Implacable.
Michel Onfray nous propose un portrait croisé particulièrement instructif de Charles de Gaulle et
François Mitterrand. le résultat était attendu. Il se révèle néanmoins d'une inégalable cruauté. Sa conclusion : « L'homme de Colombey était une ligne droite ; celui de Jarnac un noeud de vipères. L'un a laissé une trace dans l'histoire ; l'autre pèse désormais autant qu'un obscur président du Conseil de la IVe République. L'un a fait la France ; l'autre a largement contribué à la défaire. » Miterrandolâtres s'abstenir, Tontonmaniaques, passez votre chemin !
De Gaulle exerce une puissante fascination sur
Onfray. Y a-t-il à redire à l'action qu'il a menée pendant un demi-siècle ? Il sauve l'honneur de la France en juin 40, organise la Résistance, tient tête aux Anglais et aux Américains. Il reconstruit le pays dès 1944, réunissant toutes les forces politiques derrière lui. Il redonne une force à la France avec la Constitution de la Ve république. Il décolonise, rend à la France son rang dans le concert des nations. Il développe le pays et propose une politique inspirée par le socialisme français et le catholicisme social : la participation.
De Gaulle tombera en 1969, victime d'une « union des médiocres » : la droite bourgeoise, affairiste et européiste, le parti communiste, le parti socialiste « déjà instrumentalisé par Mitterrand qui veut être calife à la place du calife ».
Onfray convoque
Malraux, l'ami génial du Général. Il définit un « corpus gaulliste transcendental », marqué notamment par une mystique de la France, une radicalité démocratique, un souverainisme exigeant, une école d'énergie positive, une éthique de la moralité pratique du chef et une volonté de grandeur.
Comparativement,
Michel Onfray a bien du mal à définir le moindre point de doctrine mitterrandienne. On déplore en effet l'insigne pauvreté des sources à ce sujet. Triste conclusion : l'assimilation du mitterrandisme à l'opportunisme de Mitterrand paraît la définition la plus pertinente. le mitterrandisme est une aventure personnelle.

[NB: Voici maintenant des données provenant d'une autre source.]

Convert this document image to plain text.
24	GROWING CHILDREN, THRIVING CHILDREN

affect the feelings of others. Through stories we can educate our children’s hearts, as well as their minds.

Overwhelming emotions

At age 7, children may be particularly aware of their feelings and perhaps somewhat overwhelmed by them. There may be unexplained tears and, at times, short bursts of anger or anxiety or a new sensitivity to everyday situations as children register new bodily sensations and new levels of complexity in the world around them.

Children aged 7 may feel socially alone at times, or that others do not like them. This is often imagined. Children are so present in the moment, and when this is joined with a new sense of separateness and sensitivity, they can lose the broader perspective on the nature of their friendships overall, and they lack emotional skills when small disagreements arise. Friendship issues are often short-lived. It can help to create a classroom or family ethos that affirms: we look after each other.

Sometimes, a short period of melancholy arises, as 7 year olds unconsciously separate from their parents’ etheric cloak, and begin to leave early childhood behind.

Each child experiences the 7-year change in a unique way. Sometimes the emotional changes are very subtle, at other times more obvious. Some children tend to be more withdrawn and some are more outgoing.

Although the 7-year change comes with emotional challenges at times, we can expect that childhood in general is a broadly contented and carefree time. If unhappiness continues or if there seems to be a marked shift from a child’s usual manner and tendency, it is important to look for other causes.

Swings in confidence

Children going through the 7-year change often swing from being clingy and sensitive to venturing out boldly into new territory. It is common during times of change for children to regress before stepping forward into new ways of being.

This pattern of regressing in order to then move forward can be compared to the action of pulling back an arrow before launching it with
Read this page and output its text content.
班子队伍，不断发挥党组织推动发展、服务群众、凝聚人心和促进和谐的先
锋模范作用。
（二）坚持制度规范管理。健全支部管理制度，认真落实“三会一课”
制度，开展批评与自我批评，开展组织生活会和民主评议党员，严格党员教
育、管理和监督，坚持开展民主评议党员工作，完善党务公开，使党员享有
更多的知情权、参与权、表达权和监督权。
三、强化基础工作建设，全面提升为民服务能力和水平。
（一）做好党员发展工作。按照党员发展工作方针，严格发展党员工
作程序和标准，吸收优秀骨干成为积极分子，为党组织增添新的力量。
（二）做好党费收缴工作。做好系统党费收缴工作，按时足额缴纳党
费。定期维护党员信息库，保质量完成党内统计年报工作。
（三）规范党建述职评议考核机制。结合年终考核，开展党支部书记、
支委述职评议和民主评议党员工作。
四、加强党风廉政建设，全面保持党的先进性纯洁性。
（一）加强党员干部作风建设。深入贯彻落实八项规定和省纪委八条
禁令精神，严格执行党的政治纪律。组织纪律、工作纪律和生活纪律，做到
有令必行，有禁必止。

Mitterrand a été proche de l'extrême-droite avant-guerre, ce qu'il a toujours nié. Il fut pétainiste, vichyste, giraudiste. Il s'est ensuite prétendu résistant, a défendu l'Algérie française avant de déclarer avoir été anticolonialiste. Il a été anticommuniste avant de faire alliance avec le parti communiste. Il a craché sur la Constitution de la Ve république avant d'en jouir goulûment pendant quatorze ans. Il a traité de Gaulle de dictateur avant de refuser de se retirer quand, à deux reprises, les électeurs l'ont désavoué. Il a menti sur son passé, sur sa santé, sur ses familles, sur ses fréquentations, sur ses affaires. Au pouvoir, il n'a mené une politique de gauche (d'
ailleurs désastreuse) que pendant 22 mois.
Onfray distribue de multiples coups de griffe. Il moque les conversations philosophantes de Mitterrand avec un vieux penseur vichyste (
Jean Guitton) ou avec une « envoyée spéciale de
Nostradamus » (Elizabeth Tessier). Il distingue particulièrement les journalistes serviles (Elkabbach, Duhamel, Benamou…), les politiques stipendiés (Jean Monnet), les courtisans dévots (Charasse, Lang…), les intellectuels complaisants (
Sollers,
Duras,
Le Clézio,
Kundera,
Sagan…).
Par-delà les multiples témoignages et les anecdotes inénarrables, au-delà de la sévérité de ce portrait croisé,
Michel Onfray constate amèrement la disparition du gaullisme. Il exprime son mépris pour les successeurs du Général (Pompidou, Chirac,
Sarkozy), qui se prétendent gaullistes mais qui multiplient les renoncements de souveraineté au profit d'une Europe supranationale, libérale et pro-américaine. L'Europe gaullienne est une Europe au service des nations. L'Europe de Maastricht est un instrument de dilution des nations, dirigée par des technocrates qui écartent les peuples du pouvoir.